Readers can travel through book discussions Vermillion area readers can learn about life in Northern Europe by participating in the South Dakota Humanities Council Reading Series at the Vermillion Public Library.
The first discussion takes place on Sunday, Feb. 11, with second and third meetings on Feb. 25 and March 18.
Jamie Sullivan from Mount Marty College will lead the sessions. The discussions will cover Kristen Lavransdatter: The Wreath by Sigrid Undset and a collection of short stories and novella called Anecdotes of Destiny and Ehrengard by Isak Dinesen.
Interested readers can sign up for the discussions at the Vermillion Public Library, 18 Church Street.

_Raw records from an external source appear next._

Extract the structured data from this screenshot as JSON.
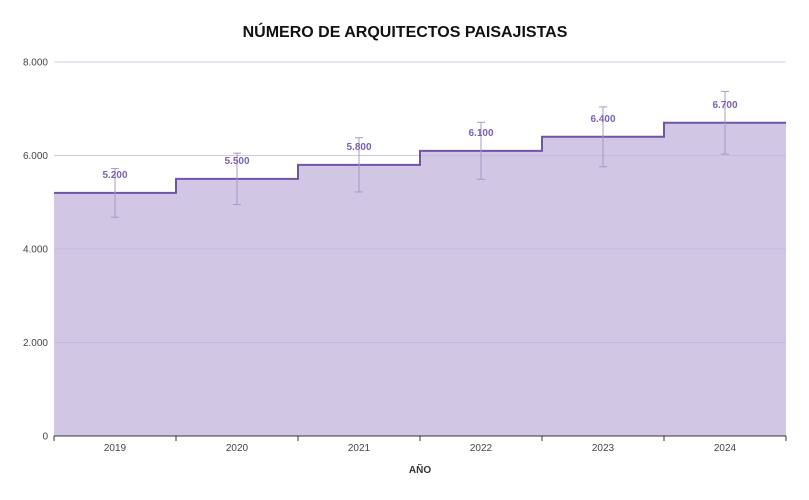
{
  "chart_data": {
    "type": "area",
    "title": "NÚMERO DE ARQUITECTOS PAISAJISTAS",
    "xlabel": "AÑO",
    "ylabel": "",
    "categories": [
      "2019",
      "2020",
      "2021",
      "2022",
      "2023",
      "2024"
    ],
    "series": [
      {
        "values": [
          5200,
          5500,
          5800,
          6100,
          6400,
          6700
        ],
        "labels": [
          "5.200",
          "5.500",
          "5.800",
          "6.100",
          "6.400",
          "6.700"
        ],
        "error_low": [
          4680,
          4950,
          5220,
          5490,
          5760,
          6030
        ],
        "error_high": [
          5720,
          6050,
          6380,
          6710,
          7040,
          7370
        ]
      }
    ],
    "ylim": [
      0,
      8000
    ],
    "yticks": [
      0,
      2000,
      4000,
      6000,
      8000
    ],
    "ytick_labels": [
      "0",
      "2.000",
      "4.000",
      "6.000",
      "8.000"
    ],
    "step": "center",
    "grid": true,
    "legend": "none",
    "colors": {
      "fill": "#d1c6e4",
      "line": "#6f54a8",
      "label": "#7a61b5",
      "error_bar": "#a898c8",
      "grid": "#e4e0ea",
      "axis": "#333333"
    }
  }
}
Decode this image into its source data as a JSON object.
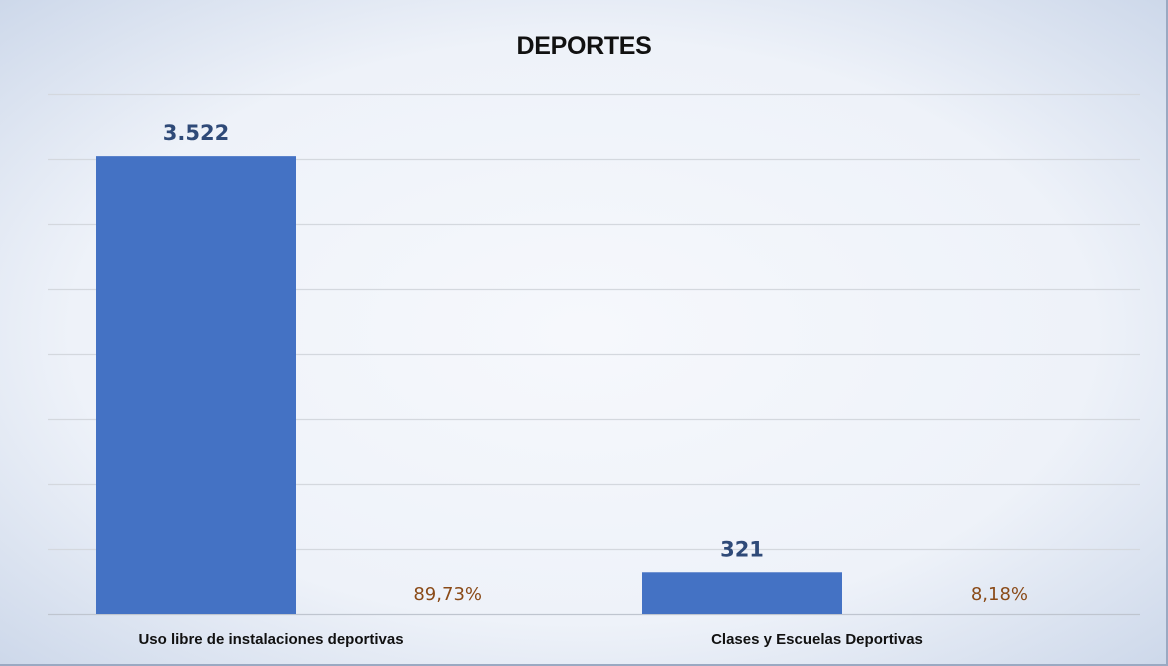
{
  "chart_data": {
    "type": "bar",
    "title": "DEPORTES",
    "categories": [
      "Uso libre de instalaciones deportivas",
      "Clases y Escuelas Deportivas"
    ],
    "series": [
      {
        "values": [
          3522,
          321
        ],
        "labels": [
          "3.522",
          "321"
        ],
        "color": "#4472c4"
      }
    ],
    "percent_labels": [
      "89,73%",
      "8,18%"
    ],
    "ylim": [
      0,
      4000
    ],
    "grid": true,
    "legend": "none",
    "colors": {
      "value_label": "#2f4a78",
      "percent_label": "#8a4a17",
      "gridline": "#d4d8de"
    }
  }
}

The sessions are free, but participants may purchase the books and study guide for $10.
Kristen Lavransdatter: The Wreath is set in 14th century Norway to describe the courtship between a headstrong young woman and a dangerously charming man. The novel was first published after WWI when political and religious anxieties revealed in the story were very much part of contemporary life. In fact, the story is so universal, that some have even claimed it as the most widely read novel.
Undset's characters mirror her own struggle for religious identity with a world that seems to value self-gratification which may speak to today's readers.

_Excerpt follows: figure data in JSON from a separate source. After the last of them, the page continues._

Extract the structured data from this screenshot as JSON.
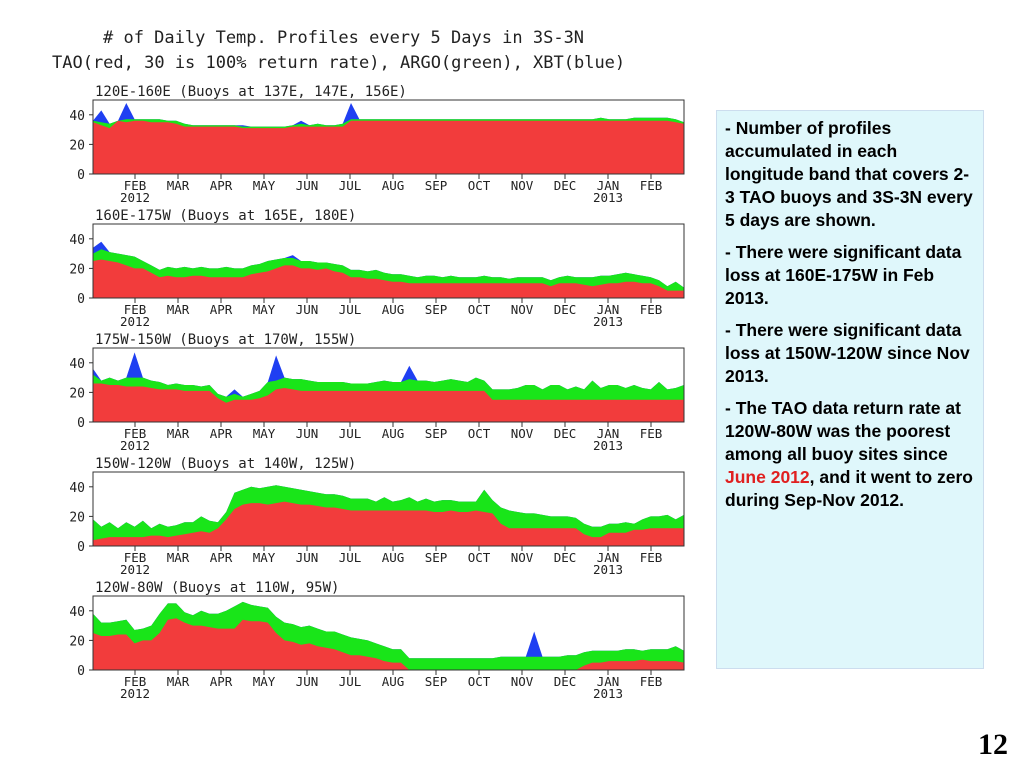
{
  "titles": {
    "line1": "# of Daily Temp. Profiles every 5 Days in 3S-3N",
    "line2": "TAO(red, 30 is 100% return rate), ARGO(green), XBT(blue)"
  },
  "colors": {
    "tao": "#f23c3c",
    "argo": "#19e519",
    "xbt": "#1f3ff2"
  },
  "chart_data": [
    {
      "type": "area",
      "title": "120E-160E (Buoys at 137E, 147E, 156E)",
      "yticks": [
        "0",
        "20",
        "40"
      ],
      "ylim": [
        0,
        50
      ],
      "months": [
        "FEB",
        "MAR",
        "APR",
        "MAY",
        "JUN",
        "JUL",
        "AUG",
        "SEP",
        "OCT",
        "NOV",
        "DEC",
        "JAN",
        "FEB"
      ],
      "year_labels": [
        {
          "month_index": 0,
          "label": "2012"
        },
        {
          "month_index": 11,
          "label": "2013"
        }
      ],
      "tao": [
        35,
        33,
        31,
        36,
        35,
        36,
        36,
        35,
        35,
        35,
        34,
        32,
        32,
        32,
        32,
        32,
        32,
        32,
        31,
        31,
        31,
        31,
        31,
        31,
        32,
        32,
        32,
        32,
        32,
        32,
        32,
        36,
        36,
        36,
        36,
        36,
        36,
        36,
        36,
        36,
        36,
        36,
        36,
        36,
        36,
        36,
        36,
        36,
        36,
        36,
        36,
        36,
        36,
        36,
        36,
        36,
        36,
        36,
        36,
        36,
        36,
        36,
        36,
        36,
        36,
        36,
        36,
        36,
        36,
        36,
        35,
        34
      ],
      "argo": [
        36,
        35,
        34,
        36,
        37,
        37,
        37,
        37,
        37,
        36,
        36,
        34,
        33,
        33,
        33,
        33,
        33,
        33,
        32,
        32,
        32,
        32,
        32,
        32,
        33,
        34,
        33,
        34,
        33,
        33,
        34,
        37,
        37,
        37,
        37,
        37,
        37,
        37,
        37,
        37,
        37,
        37,
        37,
        37,
        37,
        37,
        37,
        37,
        37,
        37,
        37,
        37,
        37,
        37,
        37,
        37,
        37,
        37,
        37,
        37,
        37,
        38,
        37,
        37,
        37,
        38,
        38,
        38,
        38,
        38,
        37,
        35
      ],
      "xbt": [
        36,
        43,
        34,
        36,
        48,
        37,
        37,
        37,
        37,
        36,
        36,
        34,
        33,
        33,
        33,
        33,
        33,
        33,
        33,
        32,
        32,
        32,
        32,
        32,
        33,
        36,
        33,
        34,
        33,
        33,
        34,
        48,
        37,
        37,
        37,
        37,
        37,
        37,
        37,
        37,
        37,
        37,
        37,
        37,
        37,
        37,
        37,
        37,
        37,
        37,
        37,
        37,
        37,
        37,
        37,
        37,
        37,
        37,
        37,
        37,
        37,
        38,
        37,
        37,
        37,
        38,
        38,
        38,
        38,
        38,
        37,
        35
      ]
    },
    {
      "type": "area",
      "title": "160E-175W (Buoys at 165E, 180E)",
      "yticks": [
        "0",
        "20",
        "40"
      ],
      "ylim": [
        0,
        50
      ],
      "months": [
        "FEB",
        "MAR",
        "APR",
        "MAY",
        "JUN",
        "JUL",
        "AUG",
        "SEP",
        "OCT",
        "NOV",
        "DEC",
        "JAN",
        "FEB"
      ],
      "year_labels": [
        {
          "month_index": 0,
          "label": "2012"
        },
        {
          "month_index": 11,
          "label": "2013"
        }
      ],
      "tao": [
        25,
        26,
        25,
        24,
        22,
        20,
        20,
        17,
        14,
        15,
        14,
        14,
        15,
        15,
        14,
        14,
        14,
        14,
        14,
        16,
        17,
        18,
        20,
        22,
        22,
        20,
        20,
        19,
        20,
        18,
        17,
        14,
        14,
        13,
        13,
        12,
        11,
        11,
        10,
        10,
        10,
        10,
        10,
        10,
        10,
        10,
        10,
        10,
        10,
        10,
        10,
        10,
        10,
        10,
        10,
        8,
        10,
        10,
        10,
        9,
        8,
        9,
        10,
        10,
        11,
        11,
        10,
        10,
        8,
        5,
        5,
        5
      ],
      "argo": [
        30,
        33,
        31,
        30,
        29,
        28,
        25,
        22,
        19,
        21,
        20,
        21,
        20,
        21,
        20,
        20,
        21,
        20,
        20,
        22,
        23,
        25,
        26,
        27,
        27,
        25,
        25,
        24,
        24,
        23,
        22,
        19,
        19,
        18,
        19,
        17,
        16,
        16,
        15,
        14,
        15,
        15,
        14,
        15,
        14,
        14,
        14,
        15,
        14,
        14,
        13,
        14,
        14,
        14,
        14,
        12,
        14,
        15,
        14,
        14,
        14,
        15,
        15,
        16,
        17,
        16,
        15,
        14,
        12,
        8,
        11,
        7
      ],
      "xbt": [
        34,
        38,
        31,
        30,
        29,
        28,
        25,
        22,
        19,
        21,
        20,
        21,
        20,
        21,
        20,
        20,
        21,
        20,
        20,
        22,
        23,
        25,
        26,
        27,
        29,
        25,
        25,
        24,
        24,
        23,
        22,
        19,
        19,
        18,
        19,
        17,
        16,
        16,
        15,
        14,
        15,
        15,
        14,
        15,
        14,
        14,
        14,
        15,
        14,
        14,
        13,
        14,
        14,
        14,
        14,
        12,
        14,
        15,
        14,
        14,
        14,
        15,
        15,
        16,
        17,
        16,
        15,
        14,
        12,
        8,
        11,
        7
      ]
    },
    {
      "type": "area",
      "title": "175W-150W (Buoys at 170W, 155W)",
      "yticks": [
        "0",
        "20",
        "40"
      ],
      "ylim": [
        0,
        50
      ],
      "months": [
        "FEB",
        "MAR",
        "APR",
        "MAY",
        "JUN",
        "JUL",
        "AUG",
        "SEP",
        "OCT",
        "NOV",
        "DEC",
        "JAN",
        "FEB"
      ],
      "year_labels": [
        {
          "month_index": 0,
          "label": "2012"
        },
        {
          "month_index": 11,
          "label": "2013"
        }
      ],
      "tao": [
        26,
        26,
        25,
        25,
        24,
        24,
        24,
        23,
        22,
        22,
        22,
        21,
        21,
        21,
        21,
        16,
        13,
        15,
        15,
        15,
        16,
        18,
        22,
        23,
        22,
        21,
        21,
        21,
        21,
        21,
        21,
        21,
        21,
        21,
        21,
        21,
        21,
        21,
        21,
        21,
        21,
        21,
        21,
        21,
        21,
        21,
        21,
        21,
        15,
        15,
        15,
        15,
        15,
        15,
        15,
        15,
        15,
        15,
        15,
        15,
        15,
        15,
        15,
        15,
        15,
        15,
        15,
        15,
        15,
        15,
        15,
        15
      ],
      "argo": [
        32,
        28,
        30,
        28,
        30,
        30,
        30,
        28,
        27,
        25,
        26,
        25,
        25,
        24,
        25,
        19,
        17,
        19,
        17,
        19,
        21,
        27,
        28,
        30,
        29,
        29,
        28,
        27,
        27,
        27,
        27,
        26,
        26,
        26,
        27,
        28,
        27,
        27,
        29,
        28,
        28,
        27,
        28,
        29,
        28,
        27,
        30,
        28,
        22,
        22,
        22,
        23,
        25,
        25,
        22,
        25,
        25,
        22,
        24,
        22,
        28,
        23,
        25,
        25,
        23,
        25,
        23,
        22,
        27,
        22,
        23,
        25
      ],
      "xbt": [
        36,
        28,
        30,
        28,
        30,
        47,
        30,
        28,
        27,
        25,
        26,
        25,
        25,
        24,
        25,
        19,
        17,
        22,
        17,
        19,
        21,
        27,
        45,
        30,
        29,
        29,
        28,
        27,
        27,
        27,
        27,
        26,
        26,
        26,
        27,
        28,
        27,
        27,
        38,
        28,
        28,
        27,
        28,
        29,
        28,
        27,
        30,
        28,
        22,
        22,
        22,
        23,
        25,
        25,
        22,
        25,
        25,
        22,
        24,
        22,
        28,
        23,
        25,
        25,
        23,
        25,
        23,
        22,
        27,
        22,
        23,
        25
      ]
    },
    {
      "type": "area",
      "title": "150W-120W (Buoys at 140W, 125W)",
      "yticks": [
        "0",
        "20",
        "40"
      ],
      "ylim": [
        0,
        50
      ],
      "months": [
        "FEB",
        "MAR",
        "APR",
        "MAY",
        "JUN",
        "JUL",
        "AUG",
        "SEP",
        "OCT",
        "NOV",
        "DEC",
        "JAN",
        "FEB"
      ],
      "year_labels": [
        {
          "month_index": 0,
          "label": "2012"
        },
        {
          "month_index": 11,
          "label": "2013"
        }
      ],
      "tao": [
        4,
        5,
        6,
        6,
        6,
        6,
        6,
        7,
        7,
        6,
        7,
        8,
        9,
        10,
        9,
        12,
        18,
        25,
        28,
        29,
        29,
        28,
        29,
        30,
        29,
        28,
        28,
        27,
        26,
        26,
        25,
        24,
        24,
        24,
        24,
        24,
        24,
        24,
        24,
        24,
        24,
        23,
        23,
        24,
        23,
        23,
        24,
        23,
        22,
        15,
        12,
        12,
        12,
        12,
        12,
        12,
        12,
        12,
        12,
        8,
        6,
        6,
        9,
        9,
        9,
        11,
        11,
        12,
        12,
        12,
        12,
        12
      ],
      "argo": [
        18,
        13,
        16,
        12,
        16,
        13,
        17,
        12,
        15,
        13,
        14,
        16,
        16,
        20,
        17,
        16,
        23,
        36,
        38,
        40,
        39,
        40,
        41,
        40,
        39,
        38,
        37,
        36,
        35,
        35,
        34,
        32,
        32,
        32,
        30,
        33,
        30,
        31,
        33,
        30,
        32,
        30,
        31,
        31,
        30,
        30,
        30,
        38,
        31,
        26,
        24,
        23,
        22,
        22,
        21,
        20,
        20,
        20,
        19,
        15,
        13,
        13,
        15,
        15,
        16,
        15,
        18,
        20,
        20,
        21,
        18,
        21
      ],
      "xbt": [
        18,
        13,
        16,
        12,
        16,
        13,
        17,
        12,
        15,
        13,
        14,
        16,
        16,
        20,
        17,
        16,
        23,
        36,
        38,
        40,
        39,
        40,
        41,
        40,
        39,
        38,
        37,
        36,
        35,
        35,
        34,
        32,
        32,
        32,
        30,
        33,
        30,
        31,
        33,
        30,
        32,
        30,
        31,
        31,
        30,
        30,
        30,
        38,
        31,
        26,
        24,
        23,
        22,
        22,
        21,
        20,
        20,
        20,
        19,
        15,
        13,
        13,
        15,
        15,
        16,
        15,
        18,
        20,
        20,
        21,
        18,
        21
      ]
    },
    {
      "type": "area",
      "title": "120W-80W (Buoys at 110W, 95W)",
      "yticks": [
        "0",
        "20",
        "40"
      ],
      "ylim": [
        0,
        50
      ],
      "months": [
        "FEB",
        "MAR",
        "APR",
        "MAY",
        "JUN",
        "JUL",
        "AUG",
        "SEP",
        "OCT",
        "NOV",
        "DEC",
        "JAN",
        "FEB"
      ],
      "year_labels": [
        {
          "month_index": 0,
          "label": "2012"
        },
        {
          "month_index": 11,
          "label": "2013"
        }
      ],
      "tao": [
        25,
        23,
        23,
        24,
        24,
        18,
        20,
        20,
        25,
        34,
        35,
        32,
        30,
        30,
        29,
        28,
        28,
        28,
        34,
        33,
        33,
        32,
        25,
        20,
        19,
        17,
        18,
        16,
        15,
        14,
        12,
        10,
        10,
        9,
        8,
        6,
        5,
        5,
        0,
        0,
        0,
        0,
        0,
        0,
        0,
        0,
        0,
        0,
        0,
        0,
        0,
        0,
        0,
        0,
        0,
        0,
        0,
        0,
        0,
        3,
        5,
        5,
        6,
        6,
        6,
        6,
        7,
        6,
        6,
        6,
        6,
        5
      ],
      "argo": [
        38,
        32,
        32,
        33,
        34,
        27,
        28,
        30,
        38,
        45,
        45,
        39,
        37,
        40,
        38,
        38,
        40,
        43,
        46,
        44,
        43,
        42,
        36,
        32,
        31,
        29,
        30,
        28,
        26,
        26,
        24,
        22,
        21,
        20,
        18,
        16,
        14,
        14,
        8,
        8,
        8,
        8,
        8,
        8,
        8,
        8,
        8,
        8,
        8,
        9,
        9,
        9,
        9,
        9,
        9,
        9,
        9,
        10,
        10,
        12,
        13,
        13,
        13,
        13,
        14,
        14,
        13,
        14,
        14,
        14,
        16,
        13
      ],
      "xbt": [
        38,
        32,
        32,
        33,
        34,
        27,
        28,
        30,
        38,
        45,
        45,
        39,
        37,
        40,
        38,
        38,
        40,
        43,
        46,
        44,
        43,
        42,
        36,
        32,
        31,
        29,
        30,
        28,
        26,
        26,
        24,
        22,
        21,
        20,
        18,
        16,
        14,
        14,
        8,
        8,
        8,
        8,
        8,
        8,
        8,
        8,
        8,
        8,
        8,
        9,
        9,
        9,
        9,
        26,
        9,
        9,
        9,
        10,
        10,
        12,
        13,
        13,
        13,
        13,
        14,
        14,
        13,
        14,
        14,
        14,
        16,
        13
      ]
    }
  ],
  "notes": [
    {
      "dash": "-",
      "text": " Number of profiles accumulated in each longitude band that covers 2-3 TAO buoys and 3S-3N every 5 days are shown."
    },
    {
      "dash": "-",
      "text": " There were significant data loss at 160E-175W in Feb 2013."
    },
    {
      "dash": "-",
      "text": " There were significant data loss at 150W-120W since Nov 2013."
    },
    {
      "dash": "-",
      "text_before": " The TAO data return rate at 120W-80W was the poorest among all buoy sites since ",
      "highlight": "June 2012",
      "text_after": ", and it went to zero during Sep-Nov 2012."
    }
  ],
  "page_number": "12"
}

The second book, Anecdotes of Destiny and Ehrengard, is a collection of short stories and a novella written by a Danish author who used pseudonyms to disguise her gender. As a storyteller who influenced such American writers as Truman Campote and Carson McCullers, Dinesen drew inspiration for her tales from the Bible, the Arabian Nights and the works of Homer.
Among her most famous short stories in the collection is "Babette's Feast," the tale of a mysterious Frenchwoman who seeks refuge with spinster daughters of a stern, Danish minister. Babette prepares a sumptuous feast for a deeply religious sect thereby introducing them to the true essence of grace.
The novella Ehrengard, tells the tale of an artist's seduction of a beautiful young girl in an Arabian Nights-like fashion.
The study guide that accompanies the books was written by Carol Leibiger, a German professor living in Vermillion, who studied Dinesen in Denmark and carefully researched Undset to give a valuable perspective to this part of "Knowing the World Through Reading" discussions.
The program is sponsored by the South Dakota Humanities Council and the Vermillion Public Library.